Apr 25 2008
Continued from Dodging Bullets in Donegal
Back in our hosts’ house, as our tension ridden group nursed our bruises and plotted revenge and the systematic demise of our once close friends, we prepared for dinner. Two taxis collected us and brought us to some kind of industrial estate. There were factories and warehouses, open expanses and open plan offices, but there was no obvious sign of a restaurant. I had heard stories of people travelling into the heartland of Donegal only to be abducted, brought to a secluded location and tickled to death. Up until this moment, I had assumed the stories were nothing more than urban legends.
At the moment I was ready to scream (like a big girl) for help, we pulled over to rest beside a new building which had no signage over it, but its big windows did show us that there were people dining. I felt somewhat secure and ventured in.
La Fantasia – yes, it’s a restaurant and not a sex shop – was surprisingly nice. The food was very good. While some of the group moaned about the varying degrees of rarity in their respective steaks, I happily tucked into my veal in wild mushroom sauce. While the veal may not have been the most flavoursome I’ve had, the sauce more than made up for it. Delicious!
Thinking about it afterwards, I think everyone in our group would have happily taxied straight back to the house after dinner rather than go to the club. We looked rather stoic (a mixture of stuffed stomachs and mangled muscles), especially when compared with the five separate Hen Parties that surrounded us. A boost to my ego came when I was bestowed with a garland that apparently signified that I was a ‘cute guy’. Okay, garland is probably overselling it. It was a pair of ‘L’ plates with string through them, and, as one of my good friends pointed out, probably stood for ‘Loser’.
After an exhausting one pint, we legged it back to the house (is this a sign of old age setting in?). We relaxed into beanbags and armchairs and began our long night of drunken revelry. Retrospectively, I’m not sure any of us should have picked up those microphones (with the exception maybe of Stella and her beautiful voice). I’m sure the neighbourhood curdled as our caterwauling commenced.
Singstar on the Playstation is actually a fantastic idea. Anything that can unite a gang of drunken louts and not result in a fist fight must be a good thing. Again, we teamed up and took on challenges far more gruelling than paintballing – we had to sing Mariah Carrey songs.
Always at a disadvantage going up against the might of Stella and Darragh (Darragh was less ‘might’ more ‘shi……nevermind), our team of Niamh, Gary and myself were ready for the challenge. Well, we thought we were. Had it not been for Niamh’s management of the medleys and Gary’s laudable love of Lavigne, our result would have been even more dismal than it was. My only achievement of the night was a decisive win, singing Time After Time, and I’m not sure that’s something I should be entirely proud of.

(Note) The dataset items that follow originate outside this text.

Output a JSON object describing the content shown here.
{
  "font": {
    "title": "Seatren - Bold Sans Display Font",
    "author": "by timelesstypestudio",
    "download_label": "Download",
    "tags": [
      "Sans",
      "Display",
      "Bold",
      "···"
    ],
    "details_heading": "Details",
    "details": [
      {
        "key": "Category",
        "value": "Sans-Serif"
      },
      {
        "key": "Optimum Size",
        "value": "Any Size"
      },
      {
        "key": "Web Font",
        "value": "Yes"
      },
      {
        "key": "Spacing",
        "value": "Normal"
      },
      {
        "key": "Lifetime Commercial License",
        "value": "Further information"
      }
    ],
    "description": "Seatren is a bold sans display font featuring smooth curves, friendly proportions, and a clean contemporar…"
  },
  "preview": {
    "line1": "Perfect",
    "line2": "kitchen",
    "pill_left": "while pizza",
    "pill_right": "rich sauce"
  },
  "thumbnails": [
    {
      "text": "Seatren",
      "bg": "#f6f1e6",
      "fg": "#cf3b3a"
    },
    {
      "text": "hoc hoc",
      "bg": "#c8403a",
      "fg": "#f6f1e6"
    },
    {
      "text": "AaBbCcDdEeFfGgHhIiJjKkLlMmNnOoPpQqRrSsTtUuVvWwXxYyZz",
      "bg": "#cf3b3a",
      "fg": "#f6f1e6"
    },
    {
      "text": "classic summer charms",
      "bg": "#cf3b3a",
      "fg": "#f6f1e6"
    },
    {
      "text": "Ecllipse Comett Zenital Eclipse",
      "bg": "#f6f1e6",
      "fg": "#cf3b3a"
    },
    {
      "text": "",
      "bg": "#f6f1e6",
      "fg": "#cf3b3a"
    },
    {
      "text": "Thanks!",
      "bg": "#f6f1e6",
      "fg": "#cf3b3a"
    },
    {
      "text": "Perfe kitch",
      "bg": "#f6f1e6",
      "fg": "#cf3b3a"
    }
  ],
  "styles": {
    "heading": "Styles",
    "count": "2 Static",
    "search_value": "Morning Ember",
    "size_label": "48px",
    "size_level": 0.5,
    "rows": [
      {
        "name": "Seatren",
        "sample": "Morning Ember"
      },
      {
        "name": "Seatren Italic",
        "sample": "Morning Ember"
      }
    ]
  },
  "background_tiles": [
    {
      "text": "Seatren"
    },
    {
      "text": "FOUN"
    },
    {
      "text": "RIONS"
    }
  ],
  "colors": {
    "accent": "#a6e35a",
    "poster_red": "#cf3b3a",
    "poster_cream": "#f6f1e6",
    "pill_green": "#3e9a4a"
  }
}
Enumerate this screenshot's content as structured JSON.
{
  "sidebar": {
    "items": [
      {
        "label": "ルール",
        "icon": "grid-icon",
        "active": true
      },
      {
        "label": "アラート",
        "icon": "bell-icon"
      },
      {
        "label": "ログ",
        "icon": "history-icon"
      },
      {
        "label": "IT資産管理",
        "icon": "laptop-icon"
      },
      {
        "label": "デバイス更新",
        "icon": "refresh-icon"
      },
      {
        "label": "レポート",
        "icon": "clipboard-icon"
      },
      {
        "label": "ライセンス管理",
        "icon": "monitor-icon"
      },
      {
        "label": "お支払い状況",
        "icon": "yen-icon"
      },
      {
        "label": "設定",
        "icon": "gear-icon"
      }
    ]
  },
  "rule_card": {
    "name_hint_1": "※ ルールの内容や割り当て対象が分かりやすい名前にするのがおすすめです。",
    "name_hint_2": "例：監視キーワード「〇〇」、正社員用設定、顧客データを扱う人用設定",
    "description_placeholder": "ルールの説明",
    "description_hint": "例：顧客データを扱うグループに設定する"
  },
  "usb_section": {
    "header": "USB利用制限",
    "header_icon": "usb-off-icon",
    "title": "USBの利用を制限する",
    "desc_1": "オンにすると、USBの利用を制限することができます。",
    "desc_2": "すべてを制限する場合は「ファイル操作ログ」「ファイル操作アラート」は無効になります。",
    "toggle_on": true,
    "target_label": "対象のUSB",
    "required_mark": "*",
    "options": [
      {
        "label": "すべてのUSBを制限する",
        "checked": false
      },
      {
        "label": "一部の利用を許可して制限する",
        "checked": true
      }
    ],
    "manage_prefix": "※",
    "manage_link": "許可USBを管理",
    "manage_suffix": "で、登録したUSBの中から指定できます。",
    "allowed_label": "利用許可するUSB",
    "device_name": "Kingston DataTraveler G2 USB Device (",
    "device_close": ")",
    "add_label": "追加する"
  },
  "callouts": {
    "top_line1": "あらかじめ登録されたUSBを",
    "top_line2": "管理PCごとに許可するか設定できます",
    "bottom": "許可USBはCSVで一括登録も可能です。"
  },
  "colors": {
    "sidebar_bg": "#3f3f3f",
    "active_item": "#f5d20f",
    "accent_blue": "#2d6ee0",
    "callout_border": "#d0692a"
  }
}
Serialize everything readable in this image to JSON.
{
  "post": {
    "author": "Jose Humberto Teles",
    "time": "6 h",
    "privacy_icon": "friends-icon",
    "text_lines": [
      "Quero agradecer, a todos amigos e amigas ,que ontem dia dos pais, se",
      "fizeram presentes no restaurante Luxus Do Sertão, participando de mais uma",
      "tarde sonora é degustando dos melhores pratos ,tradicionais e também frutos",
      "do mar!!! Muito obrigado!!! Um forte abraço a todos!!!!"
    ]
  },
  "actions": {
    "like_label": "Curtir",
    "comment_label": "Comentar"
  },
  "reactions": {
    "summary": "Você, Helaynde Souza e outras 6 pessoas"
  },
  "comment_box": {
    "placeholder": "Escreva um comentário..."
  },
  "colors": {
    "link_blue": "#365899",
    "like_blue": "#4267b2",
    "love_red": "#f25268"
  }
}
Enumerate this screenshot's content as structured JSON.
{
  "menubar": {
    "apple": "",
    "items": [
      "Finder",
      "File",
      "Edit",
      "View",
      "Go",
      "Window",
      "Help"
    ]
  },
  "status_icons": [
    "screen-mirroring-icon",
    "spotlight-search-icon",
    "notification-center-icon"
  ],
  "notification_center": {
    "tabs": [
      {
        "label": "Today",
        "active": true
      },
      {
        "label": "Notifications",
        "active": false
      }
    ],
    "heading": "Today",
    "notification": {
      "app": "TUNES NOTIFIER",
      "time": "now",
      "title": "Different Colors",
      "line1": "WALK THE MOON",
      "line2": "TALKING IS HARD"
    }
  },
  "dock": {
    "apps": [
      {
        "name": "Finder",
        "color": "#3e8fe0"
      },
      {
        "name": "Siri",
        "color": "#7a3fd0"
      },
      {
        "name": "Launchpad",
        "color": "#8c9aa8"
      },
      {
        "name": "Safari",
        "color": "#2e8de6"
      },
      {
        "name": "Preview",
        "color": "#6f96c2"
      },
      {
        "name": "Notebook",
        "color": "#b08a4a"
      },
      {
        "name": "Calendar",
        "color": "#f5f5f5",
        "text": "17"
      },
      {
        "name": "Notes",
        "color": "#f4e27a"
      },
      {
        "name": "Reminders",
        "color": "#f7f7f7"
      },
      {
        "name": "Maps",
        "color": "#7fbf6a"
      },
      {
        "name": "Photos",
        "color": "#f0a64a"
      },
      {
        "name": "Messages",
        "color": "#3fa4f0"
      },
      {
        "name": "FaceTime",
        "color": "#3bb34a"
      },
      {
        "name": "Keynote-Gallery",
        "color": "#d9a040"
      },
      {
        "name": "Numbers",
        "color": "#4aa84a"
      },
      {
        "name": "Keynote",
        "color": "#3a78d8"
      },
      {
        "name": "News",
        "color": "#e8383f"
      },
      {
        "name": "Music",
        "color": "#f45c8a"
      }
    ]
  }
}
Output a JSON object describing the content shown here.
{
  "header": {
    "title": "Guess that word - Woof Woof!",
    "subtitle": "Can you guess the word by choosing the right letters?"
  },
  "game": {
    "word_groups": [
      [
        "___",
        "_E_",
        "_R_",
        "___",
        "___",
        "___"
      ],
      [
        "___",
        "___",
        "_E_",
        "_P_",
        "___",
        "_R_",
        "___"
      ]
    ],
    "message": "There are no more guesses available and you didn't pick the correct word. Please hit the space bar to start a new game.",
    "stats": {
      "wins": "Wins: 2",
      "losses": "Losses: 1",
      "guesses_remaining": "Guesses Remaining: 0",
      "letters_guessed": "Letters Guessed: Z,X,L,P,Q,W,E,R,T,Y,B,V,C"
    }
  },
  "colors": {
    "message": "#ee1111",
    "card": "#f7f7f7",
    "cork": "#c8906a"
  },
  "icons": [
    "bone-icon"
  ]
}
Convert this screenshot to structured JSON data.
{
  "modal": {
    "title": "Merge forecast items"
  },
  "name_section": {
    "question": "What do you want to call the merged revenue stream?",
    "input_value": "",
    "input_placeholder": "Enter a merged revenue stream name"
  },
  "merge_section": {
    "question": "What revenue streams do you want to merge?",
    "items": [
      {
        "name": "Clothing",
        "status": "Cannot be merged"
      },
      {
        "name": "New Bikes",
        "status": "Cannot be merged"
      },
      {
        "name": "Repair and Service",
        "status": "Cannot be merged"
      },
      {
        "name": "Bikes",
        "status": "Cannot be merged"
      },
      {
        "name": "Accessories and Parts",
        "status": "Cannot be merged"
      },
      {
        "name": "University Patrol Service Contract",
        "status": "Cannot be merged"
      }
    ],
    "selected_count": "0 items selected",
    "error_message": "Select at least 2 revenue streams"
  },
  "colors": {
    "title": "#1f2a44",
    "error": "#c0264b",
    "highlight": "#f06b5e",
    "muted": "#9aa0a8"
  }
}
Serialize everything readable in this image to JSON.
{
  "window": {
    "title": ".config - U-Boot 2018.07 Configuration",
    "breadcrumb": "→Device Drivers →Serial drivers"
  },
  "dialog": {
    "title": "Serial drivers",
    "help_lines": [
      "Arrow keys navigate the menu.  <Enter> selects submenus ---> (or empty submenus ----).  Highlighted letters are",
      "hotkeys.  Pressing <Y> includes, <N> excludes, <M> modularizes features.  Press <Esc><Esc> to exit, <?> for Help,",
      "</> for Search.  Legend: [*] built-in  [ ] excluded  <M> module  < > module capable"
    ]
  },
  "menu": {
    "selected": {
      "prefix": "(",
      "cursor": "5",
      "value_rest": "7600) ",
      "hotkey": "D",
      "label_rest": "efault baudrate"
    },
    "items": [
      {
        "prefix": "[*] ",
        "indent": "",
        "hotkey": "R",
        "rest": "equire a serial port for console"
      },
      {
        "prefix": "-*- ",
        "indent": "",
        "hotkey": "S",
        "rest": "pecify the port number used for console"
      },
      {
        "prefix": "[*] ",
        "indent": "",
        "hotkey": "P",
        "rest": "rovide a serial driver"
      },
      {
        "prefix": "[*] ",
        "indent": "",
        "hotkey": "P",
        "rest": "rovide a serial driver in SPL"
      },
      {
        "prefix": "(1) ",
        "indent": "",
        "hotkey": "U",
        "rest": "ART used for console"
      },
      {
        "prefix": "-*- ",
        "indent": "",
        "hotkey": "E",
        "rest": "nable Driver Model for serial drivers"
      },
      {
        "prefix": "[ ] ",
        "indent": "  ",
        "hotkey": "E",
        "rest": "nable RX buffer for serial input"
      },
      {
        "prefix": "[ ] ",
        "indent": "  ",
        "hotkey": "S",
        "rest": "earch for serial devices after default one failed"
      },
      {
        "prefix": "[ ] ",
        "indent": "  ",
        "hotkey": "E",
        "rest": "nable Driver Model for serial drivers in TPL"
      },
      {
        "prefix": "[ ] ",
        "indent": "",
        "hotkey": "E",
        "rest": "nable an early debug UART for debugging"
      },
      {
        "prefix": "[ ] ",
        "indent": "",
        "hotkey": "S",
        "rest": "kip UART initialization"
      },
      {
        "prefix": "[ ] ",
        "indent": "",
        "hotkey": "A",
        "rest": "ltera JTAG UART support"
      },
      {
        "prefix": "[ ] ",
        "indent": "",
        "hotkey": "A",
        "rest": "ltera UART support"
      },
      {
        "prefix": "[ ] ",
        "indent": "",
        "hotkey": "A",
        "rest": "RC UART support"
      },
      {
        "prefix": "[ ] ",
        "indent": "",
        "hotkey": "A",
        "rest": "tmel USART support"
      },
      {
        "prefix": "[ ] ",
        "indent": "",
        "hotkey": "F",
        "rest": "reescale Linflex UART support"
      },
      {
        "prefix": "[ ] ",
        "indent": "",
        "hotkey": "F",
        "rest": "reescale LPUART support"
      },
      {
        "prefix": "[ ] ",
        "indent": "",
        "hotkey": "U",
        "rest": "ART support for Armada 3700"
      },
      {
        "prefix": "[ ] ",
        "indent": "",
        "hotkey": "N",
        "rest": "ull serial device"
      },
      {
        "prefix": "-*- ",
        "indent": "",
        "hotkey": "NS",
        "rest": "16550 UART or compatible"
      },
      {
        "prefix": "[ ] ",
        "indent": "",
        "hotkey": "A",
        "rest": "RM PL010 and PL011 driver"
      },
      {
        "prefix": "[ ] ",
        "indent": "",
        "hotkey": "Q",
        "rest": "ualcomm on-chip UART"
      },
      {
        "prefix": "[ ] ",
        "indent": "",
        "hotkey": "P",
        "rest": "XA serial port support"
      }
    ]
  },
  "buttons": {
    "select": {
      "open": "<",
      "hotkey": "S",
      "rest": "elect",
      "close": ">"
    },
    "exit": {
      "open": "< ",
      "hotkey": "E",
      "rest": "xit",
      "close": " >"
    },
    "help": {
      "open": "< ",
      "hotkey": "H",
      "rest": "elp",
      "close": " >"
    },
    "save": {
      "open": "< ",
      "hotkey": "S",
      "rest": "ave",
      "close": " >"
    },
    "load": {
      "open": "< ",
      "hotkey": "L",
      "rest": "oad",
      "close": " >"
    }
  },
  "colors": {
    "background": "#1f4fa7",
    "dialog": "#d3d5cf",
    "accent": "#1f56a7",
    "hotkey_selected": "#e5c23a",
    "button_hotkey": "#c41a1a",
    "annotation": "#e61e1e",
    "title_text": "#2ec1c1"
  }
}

As the evening grew on, the croaks and wails (and puppy dog tails) became croakier and wailier(!). We murdered No Woman No Cry, we eviscerated Africa, we lampooned Chains and completely obliterated the song formerly known as Gold. Spandau Ballet we were not.
The following morning…… I can’t actually tell you much about it. While everyone else arose and had breakfast, I steadfastly refused to step out of my slumber. I love my sleep. Shortly after I got up, we hit the road again towards Dublin and Wicklow…and I slept during the journey too.
Anyway, thank you very much to both Stella and Nicky for your hospitality. Thank you to Darragh for the use of your photographs and a huge thank you to Liz for driving to Donegal and back (and for putting up with me on a constant basis).